"If you don't deal with criminal behavior, then it will continue."
That's the lesson all right, as relayed by New Jersey Democratic Congressman Donald Payne, who, this week, acquired the standing to speak in such terms. In other words, the Somalis could have killed the guy. They certainly tried: firing mortars as his plane lifted off from Mogadishu on Monday. Payne was headed home, having dispensed his cogent advice at the end of a visit with Somali leaders of one kind or another concerning piracy and like Somali specialties.

Any cop, practically any mayor who isn't posturing for the cable news cameras, knows the truth of what Payne said -- knowledge gleaned from experience with local crime.

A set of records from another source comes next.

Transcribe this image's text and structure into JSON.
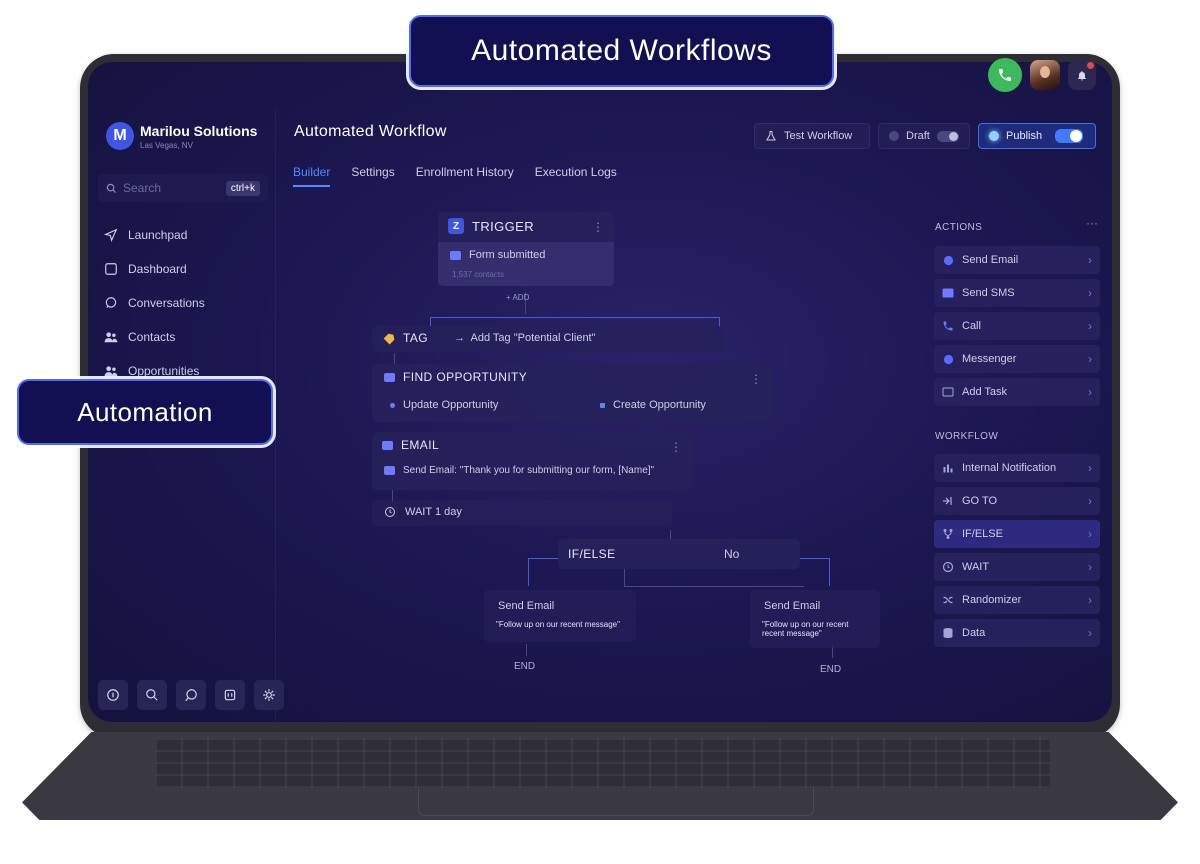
{
  "callouts": {
    "top": "Automated Workflows",
    "left": "Automation"
  },
  "brand": {
    "logo_letter": "M",
    "name": "Marilou Solutions",
    "location": "Las Vegas, NV"
  },
  "search": {
    "placeholder": "Search",
    "shortcut": "ctrl+k"
  },
  "nav": [
    {
      "label": "Launchpad",
      "icon": "send-icon"
    },
    {
      "label": "Dashboard",
      "icon": "square-icon"
    },
    {
      "label": "Conversations",
      "icon": "chat-icon"
    },
    {
      "label": "Contacts",
      "icon": "people-icon"
    },
    {
      "label": "Opportunities",
      "icon": "people-icon"
    }
  ],
  "bottom_icons": [
    "info-icon",
    "search-icon",
    "chat-icon",
    "id-icon",
    "gear-icon"
  ],
  "header": {
    "title": "Automated Workflow",
    "tabs": [
      "Builder",
      "Settings",
      "Enrollment History",
      "Execution Logs"
    ],
    "active_tab": "Builder",
    "test_label": "Test Workflow",
    "draft_label": "Draft",
    "publish_label": "Publish"
  },
  "workflow": {
    "trigger": {
      "badge": "Z",
      "title": "TRIGGER",
      "item": "Form submitted",
      "contacts": "1,537 contacts",
      "add": "ADD"
    },
    "tag": {
      "title": "TAG",
      "action": "Add Tag \"Potential Client\""
    },
    "find": {
      "title": "FIND OPPORTUNITY",
      "update": "Update Opportunity",
      "create": "Create Opportunity"
    },
    "email": {
      "title": "EMAIL",
      "text": "Send Email: \"Thank you for submitting our form, [Name]\""
    },
    "wait": {
      "text": "WAIT 1 day"
    },
    "ifelse": {
      "title": "IF/ELSE",
      "no": "No"
    },
    "left_branch": {
      "title": "Send Email",
      "text": "\"Follow up on our recent message\"",
      "end": "END"
    },
    "right_branch": {
      "title": "Send Email",
      "text": "\"Follow up on our recent recent message\"",
      "end": "END"
    }
  },
  "panel": {
    "actions_label": "ACTIONS",
    "actions": [
      {
        "label": "Send Email",
        "icon": "email-icon"
      },
      {
        "label": "Send SMS",
        "icon": "sms-icon"
      },
      {
        "label": "Call",
        "icon": "phone-icon"
      },
      {
        "label": "Messenger",
        "icon": "messenger-icon"
      },
      {
        "label": "Add Task",
        "icon": "task-icon"
      }
    ],
    "workflow_label": "WORKFLOW",
    "workflow": [
      {
        "label": "Internal Notification",
        "icon": "notification-icon"
      },
      {
        "label": "GO TO",
        "icon": "goto-icon"
      },
      {
        "label": "IF/ELSE",
        "icon": "branch-icon",
        "selected": true
      },
      {
        "label": "WAIT",
        "icon": "clock-icon"
      },
      {
        "label": "Randomizer",
        "icon": "shuffle-icon"
      },
      {
        "label": "Data",
        "icon": "database-icon"
      }
    ]
  },
  "colors": {
    "accent": "#4d8dff",
    "callout_border": "#4a6ef5",
    "screen_bg": "#1c1752",
    "call_green": "#3cb95a"
  }
}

The more bad behavior you overlook, the more you get, is the timeless message -- a fresh dose of which the world could stand right now.
Three Somali pirates came to a well-deserved bad end on Sunday, thanks to Navy Seal Hawkeyes who, with presidential approval, put them away before they could harm Capt. Richard Phillips of the Maersk Alabama.
None of this was Guadalcanal or Gettysburg: no massed armies, no banners, no desperate charges. Fine. If we caught a glimmer of truth anyway -- especially if the Obama administration as a whole caught such a glimmer -- concerning the fate of soft nations, we are ahead of a game that grows graver all the time.
The truth, though you wouldn't suspect it from Democratic rhetoric of the past several years, is that a nation runs serious risks when it acts as though there's no such thing as a foe who can't be reasoned or jollied into at least marginally good behavior.
A weak nation, or one merely perceived as weak and feckless and ineffective, draws the immediate attention of bullies. Such a nation opens itself to insult and worse, for instance the carnage of September 11, 2001. Al-Qaeda's overconfidence respecting its declaration of war on the United States likely owed much to perceptions that the response, when it came, would be bearable.